Arabidopsis root tip is liable for immunofluorescent labeling, because single whole cells in different mitotic phases are easily obtained. In isolated root tip cells, AtKP1 antibody stained organelle-like structures (Fig. 3) that were identified as mitochondria by subcellular fractionation and Western blot (Fig. 4). Mitochondria are cytoplasmic organelles of eukaryotic cells. Their morphology and dynamics are controlled genetically 28. Several animal kinesin heavy chains or KLPs have been implicated in the movement of mitochondria, such as the N-terminal motors KIF1B and KIF5B in mouse cells 29, 30, and the KLP67A with N-terminal extension in early Drosophila embryos 31. In plant cells, transport of mitochondria has been shown to rely on actin filaments 32, 33. However, microtubules have also been shown to have a role in the positioning and/or tethering of mitochondria 33. By using GFP (green fluorescence proteins) fusion and transient expression in tobacco leaf cells, Itoh et al identified two Arabidopsis proteins (MKRP1 and MKRP2, a new subclass of KLPs that contain an N-terminal mitochondrial targeting signal) within mitochondria where microtubules are absent, and suggested that the Arabidopsis MKRPs are involved in the segregation of mitochondrial nucleoids 18.

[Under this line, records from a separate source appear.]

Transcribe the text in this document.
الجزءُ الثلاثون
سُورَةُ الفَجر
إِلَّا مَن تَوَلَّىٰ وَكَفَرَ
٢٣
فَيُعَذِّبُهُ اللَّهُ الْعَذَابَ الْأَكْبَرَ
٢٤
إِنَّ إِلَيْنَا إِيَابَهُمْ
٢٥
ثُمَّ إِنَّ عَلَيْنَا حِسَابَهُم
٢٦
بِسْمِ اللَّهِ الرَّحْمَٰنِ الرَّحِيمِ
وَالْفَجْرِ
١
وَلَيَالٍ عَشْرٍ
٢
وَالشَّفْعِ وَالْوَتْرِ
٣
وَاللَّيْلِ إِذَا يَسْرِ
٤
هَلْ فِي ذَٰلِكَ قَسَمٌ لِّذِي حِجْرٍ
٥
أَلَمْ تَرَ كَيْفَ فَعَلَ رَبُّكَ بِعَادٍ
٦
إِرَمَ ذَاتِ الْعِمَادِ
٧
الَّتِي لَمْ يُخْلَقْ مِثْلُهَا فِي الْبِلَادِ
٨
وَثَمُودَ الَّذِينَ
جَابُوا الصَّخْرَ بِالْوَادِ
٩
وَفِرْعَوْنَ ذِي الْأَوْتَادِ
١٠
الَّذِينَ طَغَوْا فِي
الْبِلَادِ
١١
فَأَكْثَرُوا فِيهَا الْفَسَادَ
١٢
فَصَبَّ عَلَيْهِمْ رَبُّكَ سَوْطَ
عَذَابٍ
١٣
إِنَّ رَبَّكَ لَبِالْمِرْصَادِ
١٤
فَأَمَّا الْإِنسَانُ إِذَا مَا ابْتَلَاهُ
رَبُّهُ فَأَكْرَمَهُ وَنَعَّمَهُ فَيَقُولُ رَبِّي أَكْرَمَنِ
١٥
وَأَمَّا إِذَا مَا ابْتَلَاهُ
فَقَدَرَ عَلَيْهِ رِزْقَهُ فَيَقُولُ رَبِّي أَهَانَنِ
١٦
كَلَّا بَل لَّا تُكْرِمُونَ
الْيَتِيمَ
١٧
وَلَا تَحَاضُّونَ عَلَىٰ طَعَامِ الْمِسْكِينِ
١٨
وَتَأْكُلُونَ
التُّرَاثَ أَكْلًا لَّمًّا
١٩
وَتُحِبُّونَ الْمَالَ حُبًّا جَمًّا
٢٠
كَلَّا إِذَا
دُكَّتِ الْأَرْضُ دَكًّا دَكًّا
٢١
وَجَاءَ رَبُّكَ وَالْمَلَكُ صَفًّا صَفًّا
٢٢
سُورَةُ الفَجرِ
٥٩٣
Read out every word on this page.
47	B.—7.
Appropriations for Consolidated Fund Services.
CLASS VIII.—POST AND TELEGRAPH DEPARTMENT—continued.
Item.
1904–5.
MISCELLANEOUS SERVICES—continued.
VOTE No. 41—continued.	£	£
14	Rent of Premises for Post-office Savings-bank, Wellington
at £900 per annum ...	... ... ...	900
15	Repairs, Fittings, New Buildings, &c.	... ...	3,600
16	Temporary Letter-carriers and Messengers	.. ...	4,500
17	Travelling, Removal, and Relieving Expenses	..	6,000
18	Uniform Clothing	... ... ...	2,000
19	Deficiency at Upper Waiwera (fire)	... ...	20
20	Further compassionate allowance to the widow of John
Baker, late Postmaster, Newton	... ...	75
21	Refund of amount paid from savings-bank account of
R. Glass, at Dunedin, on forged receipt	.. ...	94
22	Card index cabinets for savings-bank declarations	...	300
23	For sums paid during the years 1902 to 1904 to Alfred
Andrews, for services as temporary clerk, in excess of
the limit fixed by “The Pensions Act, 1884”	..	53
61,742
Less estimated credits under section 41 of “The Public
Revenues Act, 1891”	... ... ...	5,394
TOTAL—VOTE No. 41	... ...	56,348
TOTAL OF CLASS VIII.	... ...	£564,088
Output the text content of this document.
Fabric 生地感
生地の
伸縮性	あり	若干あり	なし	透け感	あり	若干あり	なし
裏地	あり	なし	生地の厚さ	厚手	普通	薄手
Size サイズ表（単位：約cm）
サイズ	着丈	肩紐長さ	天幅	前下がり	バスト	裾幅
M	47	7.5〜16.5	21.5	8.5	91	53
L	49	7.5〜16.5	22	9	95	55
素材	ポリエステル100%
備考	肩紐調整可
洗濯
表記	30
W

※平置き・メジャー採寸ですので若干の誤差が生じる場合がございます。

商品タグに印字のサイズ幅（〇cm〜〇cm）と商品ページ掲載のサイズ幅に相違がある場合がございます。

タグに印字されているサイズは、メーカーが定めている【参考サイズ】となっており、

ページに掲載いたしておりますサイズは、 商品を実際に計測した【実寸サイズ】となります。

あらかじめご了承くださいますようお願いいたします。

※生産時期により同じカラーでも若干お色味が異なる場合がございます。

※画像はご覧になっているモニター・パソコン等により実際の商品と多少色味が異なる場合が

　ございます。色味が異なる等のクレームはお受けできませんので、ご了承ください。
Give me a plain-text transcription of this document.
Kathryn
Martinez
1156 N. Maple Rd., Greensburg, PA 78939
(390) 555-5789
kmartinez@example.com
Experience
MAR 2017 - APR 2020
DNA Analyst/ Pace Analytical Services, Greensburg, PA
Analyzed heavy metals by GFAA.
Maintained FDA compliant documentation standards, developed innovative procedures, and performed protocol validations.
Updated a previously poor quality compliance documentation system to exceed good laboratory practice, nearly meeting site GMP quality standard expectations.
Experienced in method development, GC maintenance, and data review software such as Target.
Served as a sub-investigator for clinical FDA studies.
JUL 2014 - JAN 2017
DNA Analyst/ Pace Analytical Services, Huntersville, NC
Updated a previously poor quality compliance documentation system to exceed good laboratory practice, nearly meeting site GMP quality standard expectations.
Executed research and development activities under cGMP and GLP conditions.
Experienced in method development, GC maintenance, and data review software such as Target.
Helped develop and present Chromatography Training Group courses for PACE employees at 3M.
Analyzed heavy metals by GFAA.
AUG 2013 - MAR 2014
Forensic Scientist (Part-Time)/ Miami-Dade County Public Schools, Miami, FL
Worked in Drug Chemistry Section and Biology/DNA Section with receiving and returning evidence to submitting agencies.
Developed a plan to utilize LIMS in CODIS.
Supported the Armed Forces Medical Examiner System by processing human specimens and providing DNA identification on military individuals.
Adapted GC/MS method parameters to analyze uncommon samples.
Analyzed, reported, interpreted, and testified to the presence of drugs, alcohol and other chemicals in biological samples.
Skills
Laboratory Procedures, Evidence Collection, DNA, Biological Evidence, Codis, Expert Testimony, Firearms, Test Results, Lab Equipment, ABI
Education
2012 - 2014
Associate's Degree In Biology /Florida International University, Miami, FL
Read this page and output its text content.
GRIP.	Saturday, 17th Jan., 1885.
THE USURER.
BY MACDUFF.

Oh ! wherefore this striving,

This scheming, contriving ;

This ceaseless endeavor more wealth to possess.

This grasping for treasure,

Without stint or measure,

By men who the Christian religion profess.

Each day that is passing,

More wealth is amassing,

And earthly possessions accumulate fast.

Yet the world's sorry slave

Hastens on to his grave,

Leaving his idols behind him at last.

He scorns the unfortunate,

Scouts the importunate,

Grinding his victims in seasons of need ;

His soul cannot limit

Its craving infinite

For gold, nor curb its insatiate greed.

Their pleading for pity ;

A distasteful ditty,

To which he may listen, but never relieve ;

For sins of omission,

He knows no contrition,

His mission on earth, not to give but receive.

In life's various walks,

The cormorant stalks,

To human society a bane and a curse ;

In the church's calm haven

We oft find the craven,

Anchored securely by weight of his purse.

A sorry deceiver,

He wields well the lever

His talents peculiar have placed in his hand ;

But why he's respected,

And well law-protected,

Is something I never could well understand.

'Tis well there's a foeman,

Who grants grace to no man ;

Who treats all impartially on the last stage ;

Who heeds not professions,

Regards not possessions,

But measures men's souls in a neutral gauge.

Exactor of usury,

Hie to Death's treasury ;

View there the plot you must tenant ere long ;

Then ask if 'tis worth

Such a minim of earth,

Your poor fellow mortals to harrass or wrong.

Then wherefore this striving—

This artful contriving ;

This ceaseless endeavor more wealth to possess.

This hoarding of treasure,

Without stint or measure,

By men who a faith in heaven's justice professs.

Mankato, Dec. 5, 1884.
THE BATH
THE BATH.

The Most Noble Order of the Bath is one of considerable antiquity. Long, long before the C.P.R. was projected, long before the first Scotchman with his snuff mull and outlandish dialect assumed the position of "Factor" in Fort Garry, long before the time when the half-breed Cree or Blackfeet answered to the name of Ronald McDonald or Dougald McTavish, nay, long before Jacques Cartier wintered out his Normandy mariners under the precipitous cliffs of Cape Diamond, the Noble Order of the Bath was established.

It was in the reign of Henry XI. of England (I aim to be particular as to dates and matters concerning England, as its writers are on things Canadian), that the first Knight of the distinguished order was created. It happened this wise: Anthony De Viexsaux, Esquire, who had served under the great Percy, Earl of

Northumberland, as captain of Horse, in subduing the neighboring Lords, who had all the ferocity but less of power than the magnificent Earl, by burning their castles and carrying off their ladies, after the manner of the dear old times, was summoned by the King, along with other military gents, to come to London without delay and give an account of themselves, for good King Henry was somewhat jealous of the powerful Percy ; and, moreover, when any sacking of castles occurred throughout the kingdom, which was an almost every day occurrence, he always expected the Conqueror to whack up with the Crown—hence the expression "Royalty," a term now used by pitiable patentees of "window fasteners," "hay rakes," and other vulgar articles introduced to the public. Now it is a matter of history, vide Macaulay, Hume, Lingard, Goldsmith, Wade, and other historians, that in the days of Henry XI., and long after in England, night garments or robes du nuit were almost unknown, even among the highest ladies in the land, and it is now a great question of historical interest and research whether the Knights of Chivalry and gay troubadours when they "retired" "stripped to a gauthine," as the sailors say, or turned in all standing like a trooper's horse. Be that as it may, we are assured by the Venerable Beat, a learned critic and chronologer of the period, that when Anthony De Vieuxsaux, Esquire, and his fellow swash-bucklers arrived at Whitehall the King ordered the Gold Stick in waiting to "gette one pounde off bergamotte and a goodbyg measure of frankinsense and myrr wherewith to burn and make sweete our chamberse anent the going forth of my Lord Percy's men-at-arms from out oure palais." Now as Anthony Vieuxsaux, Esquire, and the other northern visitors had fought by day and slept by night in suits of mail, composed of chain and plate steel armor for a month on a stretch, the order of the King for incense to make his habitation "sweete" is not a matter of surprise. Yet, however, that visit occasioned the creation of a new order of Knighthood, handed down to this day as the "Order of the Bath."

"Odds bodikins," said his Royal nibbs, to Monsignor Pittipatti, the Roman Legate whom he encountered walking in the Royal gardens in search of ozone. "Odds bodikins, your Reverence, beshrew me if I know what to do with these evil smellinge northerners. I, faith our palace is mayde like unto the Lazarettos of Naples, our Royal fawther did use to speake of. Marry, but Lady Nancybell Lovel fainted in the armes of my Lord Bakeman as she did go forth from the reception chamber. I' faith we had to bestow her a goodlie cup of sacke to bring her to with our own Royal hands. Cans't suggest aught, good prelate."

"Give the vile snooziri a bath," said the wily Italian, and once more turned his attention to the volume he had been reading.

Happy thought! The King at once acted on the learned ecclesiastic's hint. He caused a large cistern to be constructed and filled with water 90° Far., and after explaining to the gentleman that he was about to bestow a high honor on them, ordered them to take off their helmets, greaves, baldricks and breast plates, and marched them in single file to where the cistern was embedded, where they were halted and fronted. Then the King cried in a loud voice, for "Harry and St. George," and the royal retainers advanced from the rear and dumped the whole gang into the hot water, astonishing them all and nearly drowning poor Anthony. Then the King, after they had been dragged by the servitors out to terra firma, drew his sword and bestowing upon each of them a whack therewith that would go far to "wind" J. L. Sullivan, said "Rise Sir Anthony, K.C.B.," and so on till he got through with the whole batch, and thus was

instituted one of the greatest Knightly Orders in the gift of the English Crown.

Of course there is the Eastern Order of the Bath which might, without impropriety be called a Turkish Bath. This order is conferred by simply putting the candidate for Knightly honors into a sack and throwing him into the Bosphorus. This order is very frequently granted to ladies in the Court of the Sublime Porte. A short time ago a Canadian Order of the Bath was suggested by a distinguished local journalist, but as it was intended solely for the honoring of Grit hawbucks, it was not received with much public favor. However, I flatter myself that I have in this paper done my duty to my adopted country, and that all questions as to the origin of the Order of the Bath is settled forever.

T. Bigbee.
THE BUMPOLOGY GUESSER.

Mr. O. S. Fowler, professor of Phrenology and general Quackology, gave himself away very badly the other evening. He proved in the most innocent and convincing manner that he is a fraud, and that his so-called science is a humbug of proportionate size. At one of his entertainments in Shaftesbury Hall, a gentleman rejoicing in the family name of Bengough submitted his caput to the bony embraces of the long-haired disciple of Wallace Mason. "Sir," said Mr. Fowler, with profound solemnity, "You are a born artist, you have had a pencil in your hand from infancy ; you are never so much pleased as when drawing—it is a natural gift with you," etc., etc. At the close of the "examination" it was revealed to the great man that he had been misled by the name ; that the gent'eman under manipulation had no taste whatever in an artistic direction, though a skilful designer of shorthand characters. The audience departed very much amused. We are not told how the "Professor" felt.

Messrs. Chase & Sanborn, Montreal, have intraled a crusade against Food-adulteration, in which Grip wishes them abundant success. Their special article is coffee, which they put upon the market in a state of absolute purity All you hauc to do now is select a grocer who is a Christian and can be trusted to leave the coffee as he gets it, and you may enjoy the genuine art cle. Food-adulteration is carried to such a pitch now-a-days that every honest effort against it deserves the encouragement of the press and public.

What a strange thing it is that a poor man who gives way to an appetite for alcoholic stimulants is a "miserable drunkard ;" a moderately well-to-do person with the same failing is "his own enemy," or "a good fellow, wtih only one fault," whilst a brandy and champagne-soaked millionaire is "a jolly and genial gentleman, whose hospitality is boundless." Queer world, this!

Many plant KLPs have been localized on preprophase band, mitosis spindle, or phragmoplast 10, 16, 34, 35, 36, 37. At least eight Arabidopsis KLPs are known to function in some aspects of cell division 4. The results from our dual immunofluorescent labeling show that AtKP1 does not correlate with spindle function (Fig. 3). AtKP1 is widely expressed in seedlings, roots, stems, leaves and flowers, as ascertained with an antibody raised against specific polypeptides of AtKP1 (Fig. 2). Although AtKP1 and KatD 13 have similar structures: their motor domains share 70.9 % amino acid sequence identity, and their N-terminal regions have a similar single CH (calponin homology) domain which was originally found in actin-crossing link proteins 38. (Fig. 5A), their expression patterns are very different. KatD is specifically expressed in flowers 13. The detail domain comparison indicates that AtKP1 has a short coiled-coil region following its motor domain (Fig. 5B). The differences in expression patterns and domain structures suggest that AtKP1 and KatD might have different functions. AtKP1 was expressed in almost all Arabidopsis tissues, except in 28-day-old siliques (Fig. 2). One of the possible explanations is that AtKP1 might contribute mostly to some kind of tissues active in growth or development.

Figure 5
figure 5figure 5

Sequence and domain comparison of AtKP1 with KatD. (A) Sequence alignment of AtKP1 with KatD using BOXSHADE3.21 (http://www.ch.embnet.org/software/BOX_form.html). The identical amino acid residues for both sequences were highlighted with black background and the conserved amino acid residues were shaded. Gaps introduced into the sequences to optimize alignment are indicated by dashes. The CH-domain, ATP-binding consensus sequence and the putative microtubule (MT)-binding module are indicated by a dashed line above the sequences. (B) Schematic diagram for domain comparison between AtKP1 and KatD using SMART (http://smart.embl-heidelberg.de/), indicating that AtKP1 has a deduced coiled-coil region following its motor domain.

In summary, a new Arabidopsis KLP, AtKP1 with the highest similarity to KatD, is widely expressed in tissues, and tightly bind to mitochondria.